4. Ask a question. It may not be necessary to answer it. Perhaps the reader will need to do that. But to be really good you have to tell the truth of the story. No cheap fakes. The quest for that truth will lead you to a story worth having.
5. Pay attention to the trends but not become a slave to them. I suppose it's like surfing. You need to find a great wave and have the great good luck to stay on your feet as you "shoot the tube", but trying to ride it into the sand will only get you a sand burn. (I am here remembering a whole panel of editors and agents admonishing, "No more dead girls!")

6. Remember that L. Frank Baum got something like 36 rejection slips before he got someone who would publish THE WIZARD OF OZ. I believe it was James Patterson who had slips in the fifties for his first. Suicide or gorging on massive amounts of ice cream aren't options for one or two measly dump papers. They can actually be a badge of honor if you work it right.
7. Chin up. There is always the Self-pub route. You may even like it better than traditional publishing for various reasons including control.

So I'm going to bite the bullet and send my baby out into the glaring light of the cold, hard world once more, like taking my daughter to the airport as she left for college and the Great Beyond. Someone will love a half-wooden girl named Karyatis. It'll be interesting to see who the book marries.


  1. Keep plugging away with your manuscripts. Someone once said in the acting business you learn quickly to have a thick skin. Sometimes they called you in for a try only to discover you weren't what they had in mind after all. None of it is personal.

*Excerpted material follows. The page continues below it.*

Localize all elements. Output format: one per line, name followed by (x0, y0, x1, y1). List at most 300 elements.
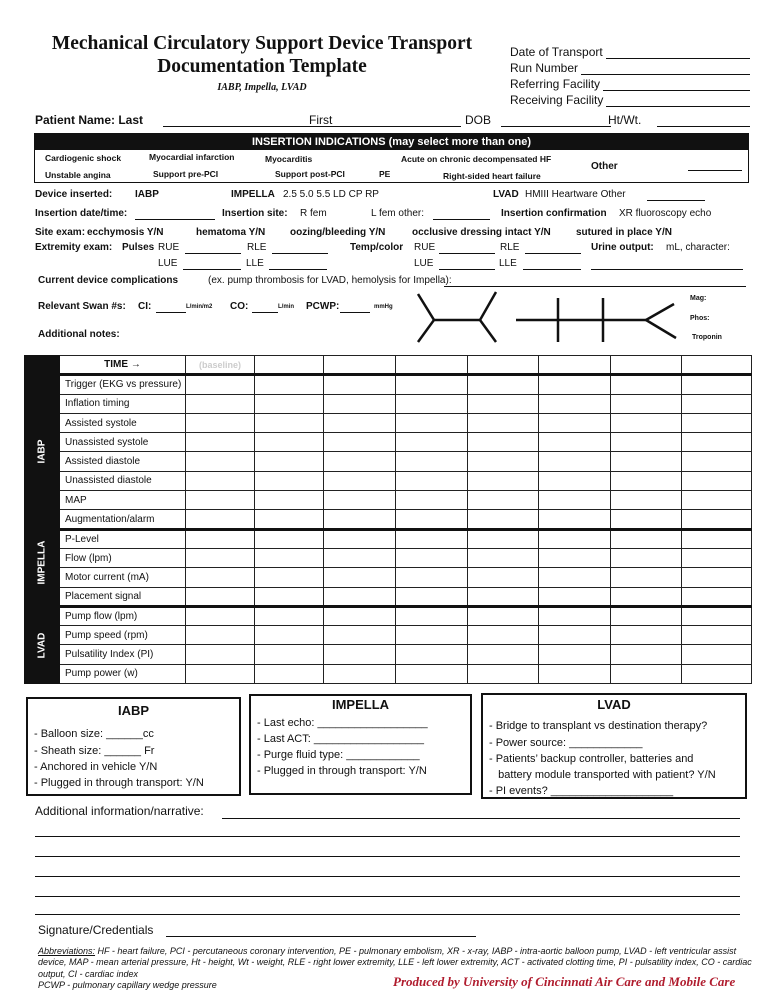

  2. Hoorah for you for writing your book to completion AND having the courage to send your "child" out into the world! Rejection stinks, but like Terri said, it's not personal. I remember one of Aprilynne's rejections told her that they had already committed to publishing a book similar to hers, so, as much as they wanted to, they couldn't take hers. Even after she had a contract with Harper Collins, they turned away from one of her manuscripts. Another publisher snatched it up. It is a crazy game! Keep up your amazing efforts. I know you can do this!